This National Volunteer Week we recognize and celebrate our incredible volunteers who support Women’s College Hospital (WCH) through service and fundraising. Volunteers have been making a difference in the lives of WCH patients and hospital staff since 1915!
One special group of volunteers that has played an important role at WCH for over fifty-five years is youth volunteers. The first group of teenage volunteers were welcomed at WCH in the summer of 1966. Affectionately called candy stripers – named for their red and white striped pinafores – this group of young women were responsible for helping in a variety of hospital departments including in the patient wards and in the newborn nursery.

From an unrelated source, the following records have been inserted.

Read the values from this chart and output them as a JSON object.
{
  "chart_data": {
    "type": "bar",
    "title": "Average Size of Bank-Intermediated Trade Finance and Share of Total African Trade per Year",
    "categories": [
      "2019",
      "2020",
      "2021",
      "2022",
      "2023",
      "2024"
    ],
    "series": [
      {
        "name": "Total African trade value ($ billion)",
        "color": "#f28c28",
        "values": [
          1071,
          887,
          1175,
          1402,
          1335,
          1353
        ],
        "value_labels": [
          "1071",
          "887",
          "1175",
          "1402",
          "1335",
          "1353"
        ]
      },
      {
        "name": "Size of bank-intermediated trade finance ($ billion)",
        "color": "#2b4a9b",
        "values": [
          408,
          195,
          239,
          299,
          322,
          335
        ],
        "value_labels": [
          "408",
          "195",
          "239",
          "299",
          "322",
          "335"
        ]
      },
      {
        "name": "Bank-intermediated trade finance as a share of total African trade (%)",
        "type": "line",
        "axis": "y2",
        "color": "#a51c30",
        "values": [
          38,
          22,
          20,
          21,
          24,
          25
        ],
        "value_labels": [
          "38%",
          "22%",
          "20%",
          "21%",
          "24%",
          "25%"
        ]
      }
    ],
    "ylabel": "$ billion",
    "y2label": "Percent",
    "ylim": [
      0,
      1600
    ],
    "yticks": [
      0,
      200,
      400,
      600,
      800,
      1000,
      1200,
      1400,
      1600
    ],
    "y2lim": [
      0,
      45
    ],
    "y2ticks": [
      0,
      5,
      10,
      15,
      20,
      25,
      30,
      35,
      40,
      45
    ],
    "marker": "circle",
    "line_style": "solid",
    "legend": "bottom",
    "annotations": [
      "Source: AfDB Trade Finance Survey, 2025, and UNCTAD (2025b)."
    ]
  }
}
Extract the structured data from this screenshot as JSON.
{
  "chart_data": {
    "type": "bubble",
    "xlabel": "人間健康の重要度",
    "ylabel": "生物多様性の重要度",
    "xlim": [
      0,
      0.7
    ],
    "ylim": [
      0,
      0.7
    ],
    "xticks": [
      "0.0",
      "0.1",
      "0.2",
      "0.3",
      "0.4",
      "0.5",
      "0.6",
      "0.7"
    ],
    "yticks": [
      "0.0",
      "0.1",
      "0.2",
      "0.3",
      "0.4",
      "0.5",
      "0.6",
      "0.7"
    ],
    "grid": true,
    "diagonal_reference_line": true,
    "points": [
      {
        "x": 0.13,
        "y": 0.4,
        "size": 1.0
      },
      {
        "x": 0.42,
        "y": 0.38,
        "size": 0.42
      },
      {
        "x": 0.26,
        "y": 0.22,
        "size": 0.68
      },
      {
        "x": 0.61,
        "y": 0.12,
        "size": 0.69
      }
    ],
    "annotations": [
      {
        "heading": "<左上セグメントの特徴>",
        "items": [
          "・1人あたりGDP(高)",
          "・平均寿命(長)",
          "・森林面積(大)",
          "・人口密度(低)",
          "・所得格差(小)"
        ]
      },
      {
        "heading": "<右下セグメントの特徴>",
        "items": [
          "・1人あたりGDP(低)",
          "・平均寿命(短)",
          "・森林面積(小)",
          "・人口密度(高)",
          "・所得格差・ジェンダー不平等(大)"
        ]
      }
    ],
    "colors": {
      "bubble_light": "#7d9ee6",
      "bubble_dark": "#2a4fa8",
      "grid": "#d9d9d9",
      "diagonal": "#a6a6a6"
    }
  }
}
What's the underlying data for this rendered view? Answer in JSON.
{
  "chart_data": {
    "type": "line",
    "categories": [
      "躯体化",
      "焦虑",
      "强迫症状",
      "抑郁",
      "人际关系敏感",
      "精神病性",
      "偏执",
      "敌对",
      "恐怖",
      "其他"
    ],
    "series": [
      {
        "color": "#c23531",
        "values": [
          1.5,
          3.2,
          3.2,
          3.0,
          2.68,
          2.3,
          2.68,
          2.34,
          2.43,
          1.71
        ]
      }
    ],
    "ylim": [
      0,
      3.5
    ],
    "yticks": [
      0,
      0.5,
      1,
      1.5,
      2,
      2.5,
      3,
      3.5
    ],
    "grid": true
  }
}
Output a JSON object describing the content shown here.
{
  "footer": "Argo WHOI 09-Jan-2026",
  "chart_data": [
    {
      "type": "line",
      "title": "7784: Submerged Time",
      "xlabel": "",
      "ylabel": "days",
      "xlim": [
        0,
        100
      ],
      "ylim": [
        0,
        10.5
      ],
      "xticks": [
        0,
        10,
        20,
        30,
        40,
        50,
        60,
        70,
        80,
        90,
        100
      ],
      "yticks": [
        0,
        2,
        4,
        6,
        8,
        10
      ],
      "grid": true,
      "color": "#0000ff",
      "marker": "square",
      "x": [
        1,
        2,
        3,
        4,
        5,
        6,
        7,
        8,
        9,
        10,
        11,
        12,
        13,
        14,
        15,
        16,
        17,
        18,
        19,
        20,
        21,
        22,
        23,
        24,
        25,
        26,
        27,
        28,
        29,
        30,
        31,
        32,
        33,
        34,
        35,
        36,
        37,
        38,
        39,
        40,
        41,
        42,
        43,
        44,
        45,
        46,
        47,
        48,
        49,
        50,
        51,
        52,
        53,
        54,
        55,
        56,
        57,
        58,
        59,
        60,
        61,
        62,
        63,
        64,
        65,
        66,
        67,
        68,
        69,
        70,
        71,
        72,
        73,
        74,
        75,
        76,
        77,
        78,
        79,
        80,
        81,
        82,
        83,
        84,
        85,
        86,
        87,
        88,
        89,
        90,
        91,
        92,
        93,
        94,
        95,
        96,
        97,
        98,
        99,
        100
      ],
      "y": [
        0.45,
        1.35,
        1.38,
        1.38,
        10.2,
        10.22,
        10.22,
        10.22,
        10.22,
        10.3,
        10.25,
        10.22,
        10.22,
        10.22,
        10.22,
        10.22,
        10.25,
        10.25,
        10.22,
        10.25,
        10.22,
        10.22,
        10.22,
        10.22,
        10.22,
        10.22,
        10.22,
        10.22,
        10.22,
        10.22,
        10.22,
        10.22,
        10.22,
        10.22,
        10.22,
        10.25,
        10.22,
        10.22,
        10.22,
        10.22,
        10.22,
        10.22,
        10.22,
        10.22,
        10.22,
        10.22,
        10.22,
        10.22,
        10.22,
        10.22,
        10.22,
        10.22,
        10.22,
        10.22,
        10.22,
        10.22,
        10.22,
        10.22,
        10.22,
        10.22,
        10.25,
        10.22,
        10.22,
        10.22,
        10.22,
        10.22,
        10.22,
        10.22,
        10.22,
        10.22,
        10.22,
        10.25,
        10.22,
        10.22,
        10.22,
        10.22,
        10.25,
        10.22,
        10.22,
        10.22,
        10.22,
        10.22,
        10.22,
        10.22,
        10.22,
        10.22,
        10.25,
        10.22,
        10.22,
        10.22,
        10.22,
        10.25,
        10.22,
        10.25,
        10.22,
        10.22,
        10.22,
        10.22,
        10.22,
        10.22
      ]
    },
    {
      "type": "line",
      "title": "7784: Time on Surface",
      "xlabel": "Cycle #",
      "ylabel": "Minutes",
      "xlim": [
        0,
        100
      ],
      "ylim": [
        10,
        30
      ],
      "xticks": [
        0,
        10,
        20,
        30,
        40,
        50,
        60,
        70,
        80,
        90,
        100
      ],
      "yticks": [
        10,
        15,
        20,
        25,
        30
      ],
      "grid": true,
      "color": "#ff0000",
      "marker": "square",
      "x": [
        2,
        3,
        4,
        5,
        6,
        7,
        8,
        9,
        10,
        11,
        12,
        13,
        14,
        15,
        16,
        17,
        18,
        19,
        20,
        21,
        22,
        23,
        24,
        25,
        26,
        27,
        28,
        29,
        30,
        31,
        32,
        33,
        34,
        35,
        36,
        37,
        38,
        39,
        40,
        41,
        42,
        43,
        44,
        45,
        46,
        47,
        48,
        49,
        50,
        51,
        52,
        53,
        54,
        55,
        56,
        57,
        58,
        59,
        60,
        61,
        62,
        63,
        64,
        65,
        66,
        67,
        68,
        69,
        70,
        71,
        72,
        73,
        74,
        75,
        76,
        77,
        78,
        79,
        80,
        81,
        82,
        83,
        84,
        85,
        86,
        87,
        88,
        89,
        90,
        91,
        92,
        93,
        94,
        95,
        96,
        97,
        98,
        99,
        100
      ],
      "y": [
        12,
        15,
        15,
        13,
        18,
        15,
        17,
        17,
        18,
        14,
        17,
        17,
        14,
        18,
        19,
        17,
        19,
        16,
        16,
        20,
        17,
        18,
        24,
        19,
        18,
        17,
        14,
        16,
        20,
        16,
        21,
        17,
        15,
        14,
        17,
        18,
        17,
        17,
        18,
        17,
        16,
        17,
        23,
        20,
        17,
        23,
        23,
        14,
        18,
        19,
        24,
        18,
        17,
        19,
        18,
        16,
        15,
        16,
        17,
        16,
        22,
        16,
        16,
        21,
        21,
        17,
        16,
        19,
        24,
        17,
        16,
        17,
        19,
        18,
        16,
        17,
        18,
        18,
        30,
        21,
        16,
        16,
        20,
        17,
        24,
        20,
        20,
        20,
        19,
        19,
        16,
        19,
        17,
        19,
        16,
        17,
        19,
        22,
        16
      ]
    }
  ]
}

To attract young volunteers, WCH promoted its new candy striper program on the radio and at local high schools. According to hospital’s official candy striper manual, candy stripers were to be “dignified, pleasant and quietly efficient.” Those interested in volunteering attended a “Get-Acquainted” party and then were required to complete a home-nursing course with the Canadian Red Cross. Candy stripers committed to volunteering at WCH throughout the summer months with a set shift of 10:00 a.m. to 3:00 p.m.
WCH’s candy stripers wore the traditional red and white striped pinafore; however, caps were only given to those who completed over 60 hours of volunteer service. The main duties of candy stripers included helping inpatients pack and unpack their bags, passing out menus and carrying food trays, running small errands for patients such as getting newspapers and stamps from the hospital lobby, taking patients for walks in the hallways and playing cards with them, and delivering flower bouquets to patient rooms.
At the end of the summer, candy stripers and their mothers were invited to the hospital for a coffee and dessert party where caps and service pins were presented.
By the early 1980s, as more young men became interested in volunteering at WCH, the candy striper program evolved into a summer youth volunteer program. WCH then continued to find creative ways to increase the number of volunteer opportunities available to young people year-round. In March 1984, a high school co-op program operating through the WCH Volunteer Department was established in partnership with local school boards. However, the summer youth volunteer program, by far attracted the largest number of young people.
Operating in July and August, the summer youth volunteer program welcomed between 100-200 young people each year. They volunteered in various hospital departments including admitting, physiotherapy, x-ray, outpatient, urgent care, and the nursery. The youth volunteers also played an important role in helping to organize fundraising events in the hospital lobby such as book sales, craft sales, barbeques, and popcorn carts. In the 1990s, the summer program even published its own newsletter called “The Summer Scoop.” A Youth Volunteer Appreciation Party concluded the end of each summer session.
While over the last two years, volunteer opportunities for young people at WCH have been limited due to Covid restrictions, WCH’s Volunteer Services Manager, Henrietta DeWolfe was happy to report that this summer the hospital will be welcoming between 40-50 college and university students. According to DeWolfe, many of these young people chose to volunteer at WCH this summer because of their interest in health equity or their future ambitions of working in medicine or health research. Some even chose WCH because they were born here!
Volunteering at WCH enables young people to gain new skills and experiences, make new friends (both young and old!), and provide them with a sense of accomplishment. For more than fifty-five years, their enthusiasm and dedication has not only benefitted the hospital and its patients, but also those volunteers and hospital staff who have had the pleasure to work alongside them. This National Volunteer Week we celebrate all the volunteers who make a positive difference at WCH!